Ich komme gerade irgendwie nicht von der Science Fiction weg. Eigentlich wollte ich im Oktober ja ein wenig aus anderen Genres lesen. Aber das hat irgendwie nicht so gut geklappt. Dafür gibt es in der monatlichen Buchempfehlung nun aber wieder ein paar sehr gute Science-Fiction-Werke…
Lady Astronaut of Mars: Die Mond-Ausgabe
Vor gut einem Jahr habe ich sehr eindringlich die Bücher von Robinette Kowal empfohlen. Das tue ich jetzt wieder. Gerade ist der dritte Band ihrer „Lady Astronaut of Mars“-Serie erschienen: „The relentless moon“. Und ich dachte mir, ich schaue zur Einstimmung noch mal kurz in die beiden Vorgängerbände hinein. Aber dieser kurze Blick hat gereicht; nach der ersten Seite war ich wieder genau so gefesselt wie damals, als ich die Bücher das erste Mal gelesen habe. Und so habe ich nun eben die komplette Trilogie gelesen.

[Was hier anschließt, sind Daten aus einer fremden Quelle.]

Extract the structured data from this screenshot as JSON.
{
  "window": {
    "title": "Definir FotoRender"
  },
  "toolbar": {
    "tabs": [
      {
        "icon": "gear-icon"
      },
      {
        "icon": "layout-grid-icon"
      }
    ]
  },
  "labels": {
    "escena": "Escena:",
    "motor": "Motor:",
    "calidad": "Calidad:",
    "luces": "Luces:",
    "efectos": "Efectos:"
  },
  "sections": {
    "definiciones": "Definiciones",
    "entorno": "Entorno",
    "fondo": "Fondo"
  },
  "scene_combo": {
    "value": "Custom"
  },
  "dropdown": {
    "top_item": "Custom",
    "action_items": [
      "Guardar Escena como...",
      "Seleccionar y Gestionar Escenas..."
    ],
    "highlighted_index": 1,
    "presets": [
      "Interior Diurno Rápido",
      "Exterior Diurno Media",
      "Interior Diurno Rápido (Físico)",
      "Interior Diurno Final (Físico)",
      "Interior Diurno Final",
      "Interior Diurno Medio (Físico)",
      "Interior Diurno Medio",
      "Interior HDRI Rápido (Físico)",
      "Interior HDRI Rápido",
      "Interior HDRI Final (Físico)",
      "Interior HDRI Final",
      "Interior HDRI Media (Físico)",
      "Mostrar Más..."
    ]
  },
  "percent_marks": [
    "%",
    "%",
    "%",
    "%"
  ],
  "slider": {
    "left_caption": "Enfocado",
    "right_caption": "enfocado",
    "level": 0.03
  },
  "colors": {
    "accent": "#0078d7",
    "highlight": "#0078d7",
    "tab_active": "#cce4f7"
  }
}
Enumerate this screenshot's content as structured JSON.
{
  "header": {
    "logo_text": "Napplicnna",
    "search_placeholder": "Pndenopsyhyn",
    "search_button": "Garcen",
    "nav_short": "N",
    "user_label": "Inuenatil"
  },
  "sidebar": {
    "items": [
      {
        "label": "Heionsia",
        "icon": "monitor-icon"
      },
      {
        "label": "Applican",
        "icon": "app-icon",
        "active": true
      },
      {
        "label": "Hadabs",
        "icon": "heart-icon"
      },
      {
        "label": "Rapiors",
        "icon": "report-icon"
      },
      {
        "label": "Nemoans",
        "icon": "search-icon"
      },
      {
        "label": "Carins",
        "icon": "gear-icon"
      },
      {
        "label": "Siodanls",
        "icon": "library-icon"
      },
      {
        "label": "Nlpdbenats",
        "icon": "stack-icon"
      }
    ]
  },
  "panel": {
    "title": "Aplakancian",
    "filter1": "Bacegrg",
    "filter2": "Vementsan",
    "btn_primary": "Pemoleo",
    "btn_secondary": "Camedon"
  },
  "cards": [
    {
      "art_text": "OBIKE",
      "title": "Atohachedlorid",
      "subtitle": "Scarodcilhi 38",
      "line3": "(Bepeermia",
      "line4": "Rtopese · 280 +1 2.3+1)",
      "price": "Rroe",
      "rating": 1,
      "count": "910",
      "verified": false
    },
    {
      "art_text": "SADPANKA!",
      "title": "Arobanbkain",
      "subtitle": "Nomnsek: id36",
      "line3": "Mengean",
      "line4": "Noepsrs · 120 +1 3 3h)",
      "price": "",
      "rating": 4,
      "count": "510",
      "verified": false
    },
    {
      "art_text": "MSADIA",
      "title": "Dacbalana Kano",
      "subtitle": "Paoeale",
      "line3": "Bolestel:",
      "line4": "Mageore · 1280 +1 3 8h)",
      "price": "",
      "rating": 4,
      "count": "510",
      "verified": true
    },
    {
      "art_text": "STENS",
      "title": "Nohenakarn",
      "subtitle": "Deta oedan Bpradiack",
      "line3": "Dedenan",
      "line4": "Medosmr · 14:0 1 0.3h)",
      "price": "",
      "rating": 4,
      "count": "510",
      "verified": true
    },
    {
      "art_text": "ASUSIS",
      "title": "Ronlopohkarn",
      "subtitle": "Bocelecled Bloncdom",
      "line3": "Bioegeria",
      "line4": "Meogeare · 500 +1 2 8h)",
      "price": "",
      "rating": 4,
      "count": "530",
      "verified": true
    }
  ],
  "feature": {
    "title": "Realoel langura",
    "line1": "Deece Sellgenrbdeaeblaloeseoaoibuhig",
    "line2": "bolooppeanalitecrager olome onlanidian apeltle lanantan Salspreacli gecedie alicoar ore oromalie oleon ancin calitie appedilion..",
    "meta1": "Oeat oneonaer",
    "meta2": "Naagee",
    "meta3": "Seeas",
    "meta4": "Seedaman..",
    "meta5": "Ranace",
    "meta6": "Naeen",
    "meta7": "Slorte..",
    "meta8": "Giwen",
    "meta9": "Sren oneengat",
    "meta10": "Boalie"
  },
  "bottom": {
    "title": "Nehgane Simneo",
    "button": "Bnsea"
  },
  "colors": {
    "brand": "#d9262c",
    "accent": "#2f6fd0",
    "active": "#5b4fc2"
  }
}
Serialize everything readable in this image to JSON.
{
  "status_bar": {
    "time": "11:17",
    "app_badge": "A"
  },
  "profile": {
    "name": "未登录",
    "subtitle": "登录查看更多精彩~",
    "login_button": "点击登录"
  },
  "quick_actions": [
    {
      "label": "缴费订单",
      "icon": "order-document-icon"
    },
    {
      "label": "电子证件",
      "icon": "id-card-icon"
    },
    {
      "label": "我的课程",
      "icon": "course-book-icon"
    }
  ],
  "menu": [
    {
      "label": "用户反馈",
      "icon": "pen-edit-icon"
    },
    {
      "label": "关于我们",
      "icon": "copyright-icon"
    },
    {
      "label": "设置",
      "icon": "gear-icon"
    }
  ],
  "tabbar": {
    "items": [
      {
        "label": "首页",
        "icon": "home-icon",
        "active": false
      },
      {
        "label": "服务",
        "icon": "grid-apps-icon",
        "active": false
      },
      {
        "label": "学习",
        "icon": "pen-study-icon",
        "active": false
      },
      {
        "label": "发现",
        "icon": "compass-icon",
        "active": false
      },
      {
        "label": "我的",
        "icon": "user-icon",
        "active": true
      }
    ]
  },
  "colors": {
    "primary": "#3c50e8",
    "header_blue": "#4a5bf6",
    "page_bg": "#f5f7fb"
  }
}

Angefangen hat alles mit der Kurzgeschichten „Lady Astronaut of Mars“ (hier kostenlos online verfügbar). Daraus entstand zuerst das Buch „The calculating stars“ dem dann „The fated sky“ gefolgt ist. Und jetzt eben „The relentless moon“ (Nichts davon ist übrigens auf deutsch erschienen, was ich höchst seltsam finde). Der dritte Band der Serie ist keine direkte Fortsetzung der ersten beiden Bände. Sondern erzählt das, was im zweiten Band nicht erzählt worden ist.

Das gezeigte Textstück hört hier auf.